Mensch
I guess I can blahg about this since her family has published her obit. A LONG time friend of mine died this week. Yesterday, I think. I am not even sure if I can go on with this. This day has been harder for me than the days my brother, father, aunt Radical Betty, and mother died. All of those times, I was taking care of people. Driving people to and from the yooperland. I did all that without even thinking much about what the hell I was doing.

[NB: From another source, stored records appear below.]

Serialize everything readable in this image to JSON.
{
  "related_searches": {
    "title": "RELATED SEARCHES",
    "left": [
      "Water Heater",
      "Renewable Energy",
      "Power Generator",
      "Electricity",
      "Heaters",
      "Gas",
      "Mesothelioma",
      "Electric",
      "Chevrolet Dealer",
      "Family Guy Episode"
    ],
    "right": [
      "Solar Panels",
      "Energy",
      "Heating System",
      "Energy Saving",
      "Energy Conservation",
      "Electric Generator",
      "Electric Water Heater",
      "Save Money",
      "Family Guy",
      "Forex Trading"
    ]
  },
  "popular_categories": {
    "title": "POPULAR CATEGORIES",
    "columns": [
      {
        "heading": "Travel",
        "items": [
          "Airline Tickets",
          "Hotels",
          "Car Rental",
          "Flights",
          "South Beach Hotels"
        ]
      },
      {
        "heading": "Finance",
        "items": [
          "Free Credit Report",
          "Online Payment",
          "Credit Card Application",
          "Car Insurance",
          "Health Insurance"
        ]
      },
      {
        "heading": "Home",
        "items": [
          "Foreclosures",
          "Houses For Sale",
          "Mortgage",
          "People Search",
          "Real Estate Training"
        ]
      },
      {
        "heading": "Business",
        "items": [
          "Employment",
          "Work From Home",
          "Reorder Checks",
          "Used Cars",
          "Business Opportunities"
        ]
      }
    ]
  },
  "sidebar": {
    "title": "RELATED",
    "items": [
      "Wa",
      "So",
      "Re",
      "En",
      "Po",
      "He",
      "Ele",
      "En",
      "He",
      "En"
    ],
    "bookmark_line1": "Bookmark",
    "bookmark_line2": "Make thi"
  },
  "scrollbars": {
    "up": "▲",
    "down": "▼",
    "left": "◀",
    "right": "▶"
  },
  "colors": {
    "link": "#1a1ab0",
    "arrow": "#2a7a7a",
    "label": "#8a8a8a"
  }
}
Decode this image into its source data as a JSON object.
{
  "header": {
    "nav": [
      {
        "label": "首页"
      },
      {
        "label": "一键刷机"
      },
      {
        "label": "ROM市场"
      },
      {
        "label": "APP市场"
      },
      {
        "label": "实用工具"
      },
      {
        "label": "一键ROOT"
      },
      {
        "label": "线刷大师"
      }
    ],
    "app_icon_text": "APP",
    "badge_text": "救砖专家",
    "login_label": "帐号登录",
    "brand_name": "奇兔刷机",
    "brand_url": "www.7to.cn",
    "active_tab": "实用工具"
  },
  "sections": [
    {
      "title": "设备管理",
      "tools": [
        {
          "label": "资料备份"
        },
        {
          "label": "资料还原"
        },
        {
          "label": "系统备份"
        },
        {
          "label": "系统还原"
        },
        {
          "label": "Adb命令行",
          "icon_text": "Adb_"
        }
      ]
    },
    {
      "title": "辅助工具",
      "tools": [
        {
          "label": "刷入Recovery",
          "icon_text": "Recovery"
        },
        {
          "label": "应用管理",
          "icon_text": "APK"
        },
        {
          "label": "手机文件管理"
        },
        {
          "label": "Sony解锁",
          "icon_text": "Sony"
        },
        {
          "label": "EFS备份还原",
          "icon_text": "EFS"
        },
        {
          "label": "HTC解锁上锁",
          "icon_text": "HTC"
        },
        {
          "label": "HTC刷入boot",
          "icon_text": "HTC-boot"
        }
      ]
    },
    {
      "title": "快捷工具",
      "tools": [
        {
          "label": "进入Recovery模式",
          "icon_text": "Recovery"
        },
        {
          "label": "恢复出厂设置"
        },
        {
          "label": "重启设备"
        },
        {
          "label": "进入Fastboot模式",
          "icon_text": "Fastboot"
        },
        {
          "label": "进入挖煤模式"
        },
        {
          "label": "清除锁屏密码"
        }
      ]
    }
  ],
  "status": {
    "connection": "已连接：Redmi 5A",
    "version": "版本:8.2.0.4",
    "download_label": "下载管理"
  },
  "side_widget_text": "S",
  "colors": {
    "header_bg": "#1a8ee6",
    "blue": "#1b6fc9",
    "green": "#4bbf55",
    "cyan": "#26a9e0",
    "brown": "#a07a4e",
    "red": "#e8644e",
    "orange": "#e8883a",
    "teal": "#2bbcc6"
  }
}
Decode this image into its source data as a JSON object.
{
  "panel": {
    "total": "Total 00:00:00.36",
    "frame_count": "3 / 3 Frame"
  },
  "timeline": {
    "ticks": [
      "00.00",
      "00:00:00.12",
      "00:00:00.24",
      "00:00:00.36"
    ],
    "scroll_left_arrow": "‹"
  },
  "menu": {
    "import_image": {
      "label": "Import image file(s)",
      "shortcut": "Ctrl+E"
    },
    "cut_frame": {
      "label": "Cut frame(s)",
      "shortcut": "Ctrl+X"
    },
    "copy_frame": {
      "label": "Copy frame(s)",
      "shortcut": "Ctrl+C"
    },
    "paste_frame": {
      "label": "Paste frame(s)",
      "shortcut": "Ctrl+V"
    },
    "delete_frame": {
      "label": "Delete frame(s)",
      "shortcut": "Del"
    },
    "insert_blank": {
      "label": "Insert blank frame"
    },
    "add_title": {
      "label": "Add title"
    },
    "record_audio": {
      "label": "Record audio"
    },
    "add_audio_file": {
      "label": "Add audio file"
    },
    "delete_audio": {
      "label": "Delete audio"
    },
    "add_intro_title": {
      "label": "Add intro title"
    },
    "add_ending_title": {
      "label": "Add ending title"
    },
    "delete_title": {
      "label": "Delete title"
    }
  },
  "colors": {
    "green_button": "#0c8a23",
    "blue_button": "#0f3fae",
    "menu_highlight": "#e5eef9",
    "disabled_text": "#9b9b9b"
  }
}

Today I was watching from the sidelines. A woman with four children and five grandchildren. She has been my friend for something like 25 years. She renovated her house to accommodate her husband’s disabled sister and partner. I wonder who is gonna take care of all those people. I know it will work out but still. Goddamn I will miss this mensch. She called me a mensch first. I didn’t even know what that meant at the time (I am not Jewish) but I have since owned it even though I don’t think I really deserve it.
I am okay with all of this. My mouse came over to have a ‘hattan with me and we are probably meeting for lunch tomorrow. Mouse checked in with me first about my friend, having heard about it from a friend of hers on facebook. I already knew.

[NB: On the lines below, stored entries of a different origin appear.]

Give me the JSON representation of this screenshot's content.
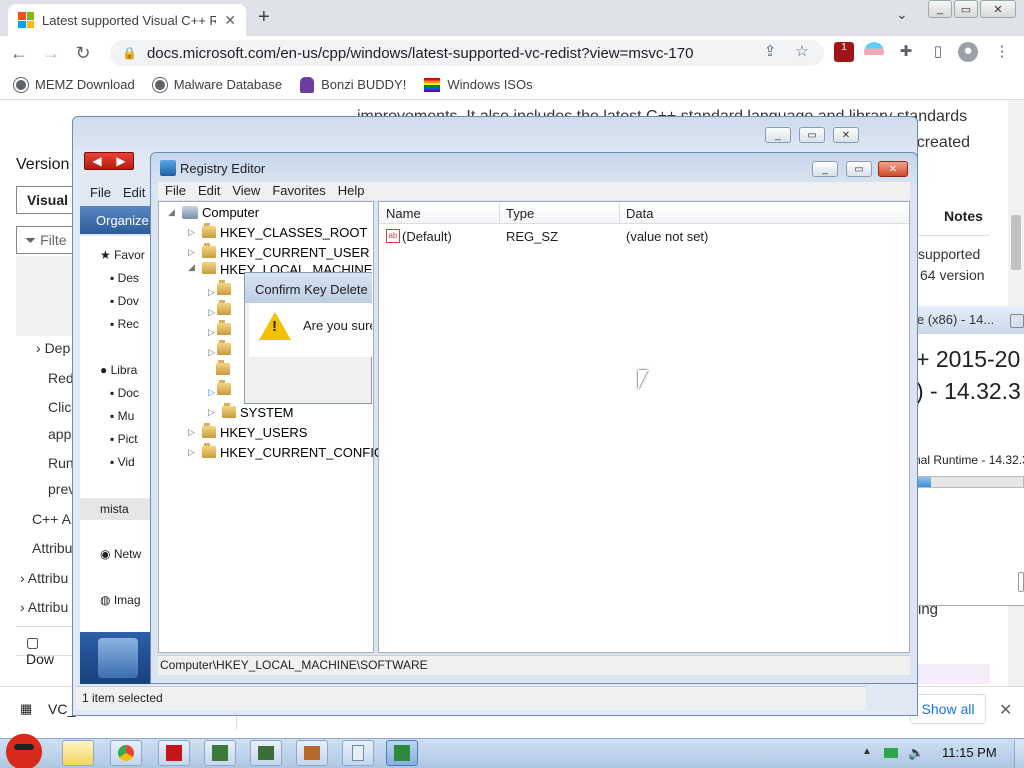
{
  "browser": {
    "tab_title": "Latest supported Visual C++ R",
    "tab_close": "✕",
    "new_tab": "+",
    "tab_dropdown": "⌄",
    "window_buttons": [
      "_",
      "▭",
      "✕"
    ],
    "nav": {
      "back": "←",
      "forward": "→",
      "reload": "↻"
    },
    "url": "docs.microsoft.com/en-us/cpp/windows/latest-supported-vc-redist?view=msvc-170",
    "lock": "🔒",
    "toolbar_icons": [
      "share-icon",
      "star-icon",
      "extension-badge-icon",
      "flag-icon",
      "puzzle-icon",
      "sidepanel-icon",
      "profile-icon",
      "menu-icon"
    ],
    "extension_badge": "1",
    "bookmarks": [
      {
        "label": "MEMZ Download",
        "icon": "globe-icon"
      },
      {
        "label": "Malware Database",
        "icon": "globe-icon"
      },
      {
        "label": "Bonzi BUDDY!",
        "icon": "bonzi-icon"
      },
      {
        "label": "Windows ISOs",
        "icon": "windows-flag-icon"
      }
    ]
  },
  "page": {
    "para_line1": "improvements. It also includes the latest C++ standard language and library standards",
    "para_line2": "ications created",
    "version_heading": "Version",
    "version_select": "Visual",
    "filter_placeholder": "Filte",
    "notes_header": "Notes",
    "right_note1": "supported",
    "right_note2": "64 version",
    "left_items": [
      "Dep",
      "Red",
      "Clic",
      "app",
      "Run",
      "prev",
      "C++ A",
      "Attribu",
      "Attribu",
      "Attribu",
      "Dow"
    ],
    "right_ing": "ing",
    "bottom_download": "VC_",
    "show_all": "Show all",
    "close_download": "✕"
  },
  "explorer": {
    "menu": [
      "File",
      "Edit"
    ],
    "organize": "Organize",
    "nav_items": [
      "Favor",
      "Des",
      "Dov",
      "Rec",
      "Libra",
      "Doc",
      "Mu",
      "Pict",
      "Vid",
      "mista",
      "Netw",
      "Imag"
    ],
    "status": "1 item selected",
    "window_buttons": [
      "_",
      "▭",
      "✕"
    ]
  },
  "installer": {
    "title": "le (x86) - 14...",
    "heading1": "+ 2015-20",
    "heading2": ") - 14.32.3",
    "runtime": "nal Runtime - 14.32.3",
    "progress": 0.04
  },
  "regedit": {
    "title": "Registry Editor",
    "window_buttons": [
      "_",
      "▭",
      "✕"
    ],
    "menu": [
      "File",
      "Edit",
      "View",
      "Favorites",
      "Help"
    ],
    "tree": {
      "root": "Computer",
      "hives": [
        "HKEY_CLASSES_ROOT",
        "HKEY_CURRENT_USER",
        "HKEY_LOCAL_MACHINE"
      ],
      "system": "SYSTEM",
      "users": "HKEY_USERS",
      "config": "HKEY_CURRENT_CONFIG"
    },
    "columns": [
      "Name",
      "Type",
      "Data"
    ],
    "row": {
      "name": "(Default)",
      "type": "REG_SZ",
      "data": "(value not set)",
      "icon": "ab"
    },
    "status_path": "Computer\\HKEY_LOCAL_MACHINE\\SOFTWARE"
  },
  "confirm": {
    "title": "Confirm Key Delete",
    "message": "Are you sure",
    "icon": "warning-icon"
  },
  "taskbar": {
    "apps": [
      "explorer-icon",
      "chrome-icon",
      "pdf-icon",
      "installer-icon",
      "network-icon",
      "paint-icon",
      "notepad-icon",
      "regedit-icon"
    ],
    "tray_arrow": "▲",
    "clock": "11:15 PM"
  }
}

But life goes on here on the Ice Road Asteroid and I had to deal with taking my garbage/recycle carts out this afternoon. YakTrax? Yes. This is the mess of ice cement at the end of my driveway. Maybe it’ll melt someday (lol).
Love y’all, KW
December 11th, 2025 at 11:47 pm
It’s so hard to lose our friends, the connection to our past and all the stories that go along with that. I’m so sorry.
December 12th, 2025 at 9:27 am
Very sad. This is the worst part of growing older. I’ll be thinking of you.
December 12th, 2025 at 2:04 pm
Cannot say our sympathies much better than Margaret and Pam… ditto. So sorry.